Dr. Scott Curtis, East Carolina University.  Scott is an atmospheric scientists at ECU with interests in ENSO, GIS, tropical meteorology, and global precipitation.  Recently, Scott and I received funding from the National Science Foundation to research the Caribbean mid-summer drought.  Our project investigates the spatial variability in the feature, as well as atmospheric processes associated with its development.  lately we have broadened the scope of the project to link our findings with findings of researchers at University of West Indies-Mona concerning Jamaican farmer vulnerability to drought.  It is always good when Scott visits Wilmington because he makes me take my boat out.

Dr. John Rodgers, Mississippi State University.  John is a bio-geographer at MSU with interests in invasive species, coastal environments, and remote sensing/GIS.  John and I have known each other for about 13 years, dating back to our graduate school days at the University of Georgia.  We have completed field research together in coastal Alabama and are presently continuing research in the Bahamas.  We also recently co-taught a field course on the Outer Banks.  My main responsibility in the field with John is to make sure down he does not severe one of his limbs with a machete.

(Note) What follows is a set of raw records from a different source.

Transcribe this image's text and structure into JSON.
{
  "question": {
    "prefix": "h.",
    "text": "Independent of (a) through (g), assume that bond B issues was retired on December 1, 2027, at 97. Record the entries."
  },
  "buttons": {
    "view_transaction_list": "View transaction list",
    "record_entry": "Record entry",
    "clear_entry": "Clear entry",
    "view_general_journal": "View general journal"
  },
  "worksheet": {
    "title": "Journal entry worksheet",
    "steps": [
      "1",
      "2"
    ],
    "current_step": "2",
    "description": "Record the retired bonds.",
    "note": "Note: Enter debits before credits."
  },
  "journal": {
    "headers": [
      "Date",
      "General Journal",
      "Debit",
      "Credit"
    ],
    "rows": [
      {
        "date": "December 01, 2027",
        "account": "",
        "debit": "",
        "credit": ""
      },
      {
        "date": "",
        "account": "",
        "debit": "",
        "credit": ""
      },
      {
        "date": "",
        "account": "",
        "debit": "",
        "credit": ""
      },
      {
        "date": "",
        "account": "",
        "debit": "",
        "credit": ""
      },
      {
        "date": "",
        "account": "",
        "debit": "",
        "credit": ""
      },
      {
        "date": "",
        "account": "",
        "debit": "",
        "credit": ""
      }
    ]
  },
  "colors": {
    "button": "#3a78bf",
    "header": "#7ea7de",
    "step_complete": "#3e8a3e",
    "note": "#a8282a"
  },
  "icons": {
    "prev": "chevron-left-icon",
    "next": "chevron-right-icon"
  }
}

Dr. John Mylroie, Mississippi State University.  John is a karst geologist with interests in karst, speleology, and carbonate islands.  I am in great debt to John for introducing me to carbonate island hydrology in the Bahamas, Guam, and Puerto Rico.  Without his guidance, I would not be involved in the exciting research I pursue today.  I have spent many long hours and days in the field with this man that has changed my perspective, for better and worse, on the world around me.  Now, since we don't spend much time in the field together, he just calls me when he has a really hard question that needs a brilliant answer.

 

Mike Brown, Grady Dixon, and the infamous Meat Plow.